When you use the cin >> tempInput, you are only getting the first word from the input, not the whole text. There are two possible ways of working your way out of that, the simplest of which is forgetting about the stringstream and directly iterating on input:
std::string tempInput;
std::vector< std::string > tokens;
while ( std::cin >> tempInput ) {
tokens.push_back( tempInput );
}
// alternatively, including algorithm and iterator headers:
std::vector< std::string > tokens;
std::copy( std::istream_iterator<std::string>( std::cin ),
std::istream_iterator<std::string>(),
std::back_inserter(tokens) );
This approach will give you all the tokens in the input in a single vector. If you need to work with each line separatedly then you should use getline from the <string> header instead of the cin >> tempInput:
std::string tempInput;
while ( getline( std::cin, tempInput ) ) { // read line
// tokenize the line, possibly with your own code or
// any answer in the 'duplicate' question
}
Notice that it’s much easier just to use copy:
vector<string> tokens;
copy(istream_iterator<string>(cin),
istream_iterator<string>(),
back_inserter(tokens));
As for why your code doesn’t work: you’re reusing tempInput. Don’t do that. Furthermore, you’re first reading a single word from cin, not the whole string. That’s why only a single word is put into the stringstream.
The easiest way: Boost.Tokenizer
std::vector<std::string> tokens;
std::string s = "This is, a test";
boost::tokenizer<> tok(s);
for(boost::tokenizer<>::iterator it=tok.begin(); it != tok.end(); ++it)
{
tokens.push_back(*it);
}
// tokens is ["This", "is", "a", "test"]
You can parameter the delimiters and escape sequences to only take spaces if you wish, by default it tokenize on both spaces and punctuation.
Here a little algorithm where it splits the string into a list just like python does.

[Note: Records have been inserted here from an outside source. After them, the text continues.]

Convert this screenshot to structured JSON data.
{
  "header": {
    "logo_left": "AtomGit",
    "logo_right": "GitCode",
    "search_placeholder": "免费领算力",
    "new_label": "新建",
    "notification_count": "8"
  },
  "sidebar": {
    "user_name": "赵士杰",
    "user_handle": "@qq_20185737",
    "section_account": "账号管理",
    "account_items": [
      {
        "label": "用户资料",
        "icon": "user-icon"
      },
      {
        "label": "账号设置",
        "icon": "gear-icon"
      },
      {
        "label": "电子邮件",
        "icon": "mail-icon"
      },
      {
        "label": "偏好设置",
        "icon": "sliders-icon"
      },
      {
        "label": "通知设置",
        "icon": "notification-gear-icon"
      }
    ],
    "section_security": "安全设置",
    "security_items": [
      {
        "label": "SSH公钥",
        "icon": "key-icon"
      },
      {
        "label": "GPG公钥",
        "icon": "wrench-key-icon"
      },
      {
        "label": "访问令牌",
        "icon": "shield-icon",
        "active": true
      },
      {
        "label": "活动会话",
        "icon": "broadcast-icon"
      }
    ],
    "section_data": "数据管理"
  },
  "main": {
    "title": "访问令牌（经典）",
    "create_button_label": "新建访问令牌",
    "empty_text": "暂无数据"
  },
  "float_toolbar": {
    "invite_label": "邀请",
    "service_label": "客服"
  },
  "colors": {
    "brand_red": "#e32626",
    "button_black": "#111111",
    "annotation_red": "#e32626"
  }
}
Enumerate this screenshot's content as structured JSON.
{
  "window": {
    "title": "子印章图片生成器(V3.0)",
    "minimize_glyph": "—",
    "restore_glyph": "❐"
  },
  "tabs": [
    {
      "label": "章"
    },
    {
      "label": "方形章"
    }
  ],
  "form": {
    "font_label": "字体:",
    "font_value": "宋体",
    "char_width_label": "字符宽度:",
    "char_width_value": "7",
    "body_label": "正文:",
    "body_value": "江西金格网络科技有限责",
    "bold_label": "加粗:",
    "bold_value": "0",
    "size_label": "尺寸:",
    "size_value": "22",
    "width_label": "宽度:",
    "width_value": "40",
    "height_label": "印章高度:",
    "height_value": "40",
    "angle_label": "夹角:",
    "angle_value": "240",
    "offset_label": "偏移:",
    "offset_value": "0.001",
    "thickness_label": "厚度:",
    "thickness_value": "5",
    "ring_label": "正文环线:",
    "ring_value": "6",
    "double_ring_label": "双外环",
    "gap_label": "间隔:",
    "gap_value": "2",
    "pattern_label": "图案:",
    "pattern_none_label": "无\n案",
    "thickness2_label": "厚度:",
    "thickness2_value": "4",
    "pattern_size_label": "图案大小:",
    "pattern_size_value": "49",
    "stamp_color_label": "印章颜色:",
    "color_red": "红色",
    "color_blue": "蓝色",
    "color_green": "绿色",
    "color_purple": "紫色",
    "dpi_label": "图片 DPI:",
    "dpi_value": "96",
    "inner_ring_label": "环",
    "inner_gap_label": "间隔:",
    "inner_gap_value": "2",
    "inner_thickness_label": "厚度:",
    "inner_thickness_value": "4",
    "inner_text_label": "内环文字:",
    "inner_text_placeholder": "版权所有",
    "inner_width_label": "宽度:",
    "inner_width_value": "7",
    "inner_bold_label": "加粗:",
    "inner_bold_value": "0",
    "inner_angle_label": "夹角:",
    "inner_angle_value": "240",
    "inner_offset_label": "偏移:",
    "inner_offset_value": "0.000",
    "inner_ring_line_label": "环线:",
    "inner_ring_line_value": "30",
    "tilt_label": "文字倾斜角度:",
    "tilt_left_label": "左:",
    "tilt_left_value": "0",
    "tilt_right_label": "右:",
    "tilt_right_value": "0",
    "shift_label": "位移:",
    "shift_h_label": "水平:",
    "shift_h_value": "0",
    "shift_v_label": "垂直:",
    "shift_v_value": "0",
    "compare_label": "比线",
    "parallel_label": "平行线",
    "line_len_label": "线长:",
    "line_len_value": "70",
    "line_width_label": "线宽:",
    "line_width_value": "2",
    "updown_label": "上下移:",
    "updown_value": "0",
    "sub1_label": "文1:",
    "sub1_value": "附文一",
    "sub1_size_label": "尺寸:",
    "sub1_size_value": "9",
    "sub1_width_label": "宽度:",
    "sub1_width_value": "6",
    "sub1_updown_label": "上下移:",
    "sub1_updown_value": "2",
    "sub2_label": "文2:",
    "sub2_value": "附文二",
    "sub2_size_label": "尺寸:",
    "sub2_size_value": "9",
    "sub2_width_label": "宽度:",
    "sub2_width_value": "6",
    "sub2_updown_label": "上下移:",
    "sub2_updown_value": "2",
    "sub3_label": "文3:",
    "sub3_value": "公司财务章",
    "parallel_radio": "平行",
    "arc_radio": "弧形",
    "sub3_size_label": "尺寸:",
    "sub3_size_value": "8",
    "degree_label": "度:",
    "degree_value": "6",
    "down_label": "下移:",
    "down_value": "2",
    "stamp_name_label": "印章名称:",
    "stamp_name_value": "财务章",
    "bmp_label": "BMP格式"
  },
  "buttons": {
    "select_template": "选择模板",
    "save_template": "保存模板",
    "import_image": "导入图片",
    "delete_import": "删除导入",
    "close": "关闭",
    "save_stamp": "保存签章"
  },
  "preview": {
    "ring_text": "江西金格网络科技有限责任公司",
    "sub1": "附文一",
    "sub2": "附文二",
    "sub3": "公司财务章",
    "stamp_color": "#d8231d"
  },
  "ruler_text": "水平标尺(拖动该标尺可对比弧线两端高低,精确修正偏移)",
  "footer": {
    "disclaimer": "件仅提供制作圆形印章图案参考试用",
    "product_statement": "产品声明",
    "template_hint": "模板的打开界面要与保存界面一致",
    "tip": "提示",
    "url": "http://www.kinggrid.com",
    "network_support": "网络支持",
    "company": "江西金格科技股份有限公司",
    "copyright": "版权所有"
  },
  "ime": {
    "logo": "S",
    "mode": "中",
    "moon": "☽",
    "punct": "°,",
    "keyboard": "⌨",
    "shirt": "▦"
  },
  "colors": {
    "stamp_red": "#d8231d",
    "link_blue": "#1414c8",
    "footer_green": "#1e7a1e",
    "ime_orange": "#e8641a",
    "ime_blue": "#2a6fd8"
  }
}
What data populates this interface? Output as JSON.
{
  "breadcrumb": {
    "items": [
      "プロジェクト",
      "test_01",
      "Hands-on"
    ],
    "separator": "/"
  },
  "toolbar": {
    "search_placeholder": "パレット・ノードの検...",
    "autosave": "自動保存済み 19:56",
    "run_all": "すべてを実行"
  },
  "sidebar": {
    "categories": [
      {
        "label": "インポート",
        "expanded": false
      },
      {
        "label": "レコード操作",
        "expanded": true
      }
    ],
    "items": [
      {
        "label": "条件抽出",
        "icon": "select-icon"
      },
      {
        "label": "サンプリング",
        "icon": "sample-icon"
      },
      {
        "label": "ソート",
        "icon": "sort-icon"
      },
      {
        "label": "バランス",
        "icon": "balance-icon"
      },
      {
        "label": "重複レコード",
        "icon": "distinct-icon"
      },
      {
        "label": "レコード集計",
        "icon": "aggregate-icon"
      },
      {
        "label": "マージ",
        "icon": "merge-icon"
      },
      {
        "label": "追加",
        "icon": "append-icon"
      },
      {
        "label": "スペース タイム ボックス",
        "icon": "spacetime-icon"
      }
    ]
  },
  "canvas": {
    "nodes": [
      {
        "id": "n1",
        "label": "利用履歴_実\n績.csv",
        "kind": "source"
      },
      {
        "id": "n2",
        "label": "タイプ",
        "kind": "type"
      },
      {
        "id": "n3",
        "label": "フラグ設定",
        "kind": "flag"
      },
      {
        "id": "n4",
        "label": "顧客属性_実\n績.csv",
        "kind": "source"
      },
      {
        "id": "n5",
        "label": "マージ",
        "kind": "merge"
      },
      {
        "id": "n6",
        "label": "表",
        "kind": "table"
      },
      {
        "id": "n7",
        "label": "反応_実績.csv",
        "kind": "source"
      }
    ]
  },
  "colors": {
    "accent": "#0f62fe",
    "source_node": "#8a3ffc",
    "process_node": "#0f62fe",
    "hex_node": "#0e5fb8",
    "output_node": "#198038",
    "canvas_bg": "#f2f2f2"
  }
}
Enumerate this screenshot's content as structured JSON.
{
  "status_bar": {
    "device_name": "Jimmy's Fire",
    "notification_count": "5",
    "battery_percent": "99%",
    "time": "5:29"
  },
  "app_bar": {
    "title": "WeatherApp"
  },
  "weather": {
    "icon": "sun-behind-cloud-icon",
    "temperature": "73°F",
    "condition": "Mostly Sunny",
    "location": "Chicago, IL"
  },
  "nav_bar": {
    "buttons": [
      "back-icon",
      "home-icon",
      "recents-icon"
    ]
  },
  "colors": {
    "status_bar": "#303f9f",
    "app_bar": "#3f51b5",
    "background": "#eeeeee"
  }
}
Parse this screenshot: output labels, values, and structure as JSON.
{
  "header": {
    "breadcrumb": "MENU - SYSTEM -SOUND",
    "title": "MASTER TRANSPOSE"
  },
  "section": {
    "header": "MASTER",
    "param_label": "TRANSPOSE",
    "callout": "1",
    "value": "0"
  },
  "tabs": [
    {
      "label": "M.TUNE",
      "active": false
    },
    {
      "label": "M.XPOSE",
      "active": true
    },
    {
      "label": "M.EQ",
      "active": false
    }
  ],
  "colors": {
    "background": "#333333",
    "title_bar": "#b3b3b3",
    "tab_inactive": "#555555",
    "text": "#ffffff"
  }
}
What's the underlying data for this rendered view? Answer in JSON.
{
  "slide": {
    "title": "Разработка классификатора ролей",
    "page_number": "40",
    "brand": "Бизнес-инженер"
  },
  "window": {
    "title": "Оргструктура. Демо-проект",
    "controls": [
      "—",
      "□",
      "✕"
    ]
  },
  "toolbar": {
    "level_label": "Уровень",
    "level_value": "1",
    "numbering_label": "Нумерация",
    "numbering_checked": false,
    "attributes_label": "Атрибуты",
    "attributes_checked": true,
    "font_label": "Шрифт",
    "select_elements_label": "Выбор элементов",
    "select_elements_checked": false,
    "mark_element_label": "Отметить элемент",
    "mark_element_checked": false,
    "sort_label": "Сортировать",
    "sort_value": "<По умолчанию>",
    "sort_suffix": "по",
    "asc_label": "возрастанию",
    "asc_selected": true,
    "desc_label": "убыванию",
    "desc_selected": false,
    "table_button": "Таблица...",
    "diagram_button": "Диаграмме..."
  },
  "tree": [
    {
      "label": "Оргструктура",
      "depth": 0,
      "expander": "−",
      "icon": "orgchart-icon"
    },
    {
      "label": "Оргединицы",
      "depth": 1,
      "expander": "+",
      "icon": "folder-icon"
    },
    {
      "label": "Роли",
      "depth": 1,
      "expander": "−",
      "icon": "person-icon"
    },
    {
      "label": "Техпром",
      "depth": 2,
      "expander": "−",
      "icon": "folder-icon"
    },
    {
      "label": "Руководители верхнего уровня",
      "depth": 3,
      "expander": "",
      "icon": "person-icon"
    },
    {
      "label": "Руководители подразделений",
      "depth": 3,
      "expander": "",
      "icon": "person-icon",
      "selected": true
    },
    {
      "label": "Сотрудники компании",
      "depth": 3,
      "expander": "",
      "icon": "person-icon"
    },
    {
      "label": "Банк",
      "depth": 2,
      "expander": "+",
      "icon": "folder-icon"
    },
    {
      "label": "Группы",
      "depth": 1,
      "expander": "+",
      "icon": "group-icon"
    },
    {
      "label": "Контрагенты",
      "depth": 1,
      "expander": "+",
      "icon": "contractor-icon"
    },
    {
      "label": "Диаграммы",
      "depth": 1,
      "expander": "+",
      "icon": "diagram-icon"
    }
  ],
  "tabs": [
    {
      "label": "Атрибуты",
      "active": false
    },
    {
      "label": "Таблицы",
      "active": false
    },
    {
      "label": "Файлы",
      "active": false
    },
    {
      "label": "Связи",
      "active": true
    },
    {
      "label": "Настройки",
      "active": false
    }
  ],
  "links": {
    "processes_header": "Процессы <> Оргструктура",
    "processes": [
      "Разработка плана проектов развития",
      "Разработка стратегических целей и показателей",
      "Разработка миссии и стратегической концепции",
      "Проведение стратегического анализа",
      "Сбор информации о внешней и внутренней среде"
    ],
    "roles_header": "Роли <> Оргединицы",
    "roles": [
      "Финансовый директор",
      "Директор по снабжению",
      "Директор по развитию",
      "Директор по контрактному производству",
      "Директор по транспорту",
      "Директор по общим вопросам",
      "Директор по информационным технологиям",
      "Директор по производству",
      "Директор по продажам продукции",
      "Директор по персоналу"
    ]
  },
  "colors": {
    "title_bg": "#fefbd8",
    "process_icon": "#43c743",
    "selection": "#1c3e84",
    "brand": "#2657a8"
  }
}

std::list<std::string> split(std::string text, std::string split_word) {
std::list<std::string> list;
std::string word = "";
int is_word_over = 0;
for (int i = 0; i <= text.length(); i++) {
if (i <= text.length() - split_word.length()) {
if (text.substr(i, split_word.length()) == split_word) {
list.insert(list.end(), word);
word = "";
is_word_over = 1;
}
//now we want that it jumps the rest of the split character
else if (is_word_over >= 1) {
if (is_word_over != split_word.length()) {
is_word_over += 1;
continue;
}
else {
word += text[i];
is_word_over = 0;
}
}
else {
word += text[i];
}
}
else {
word += text[i];
}
}
list.insert(list.end(), word);
return list;
}
There probably exists a more optimal way to write this.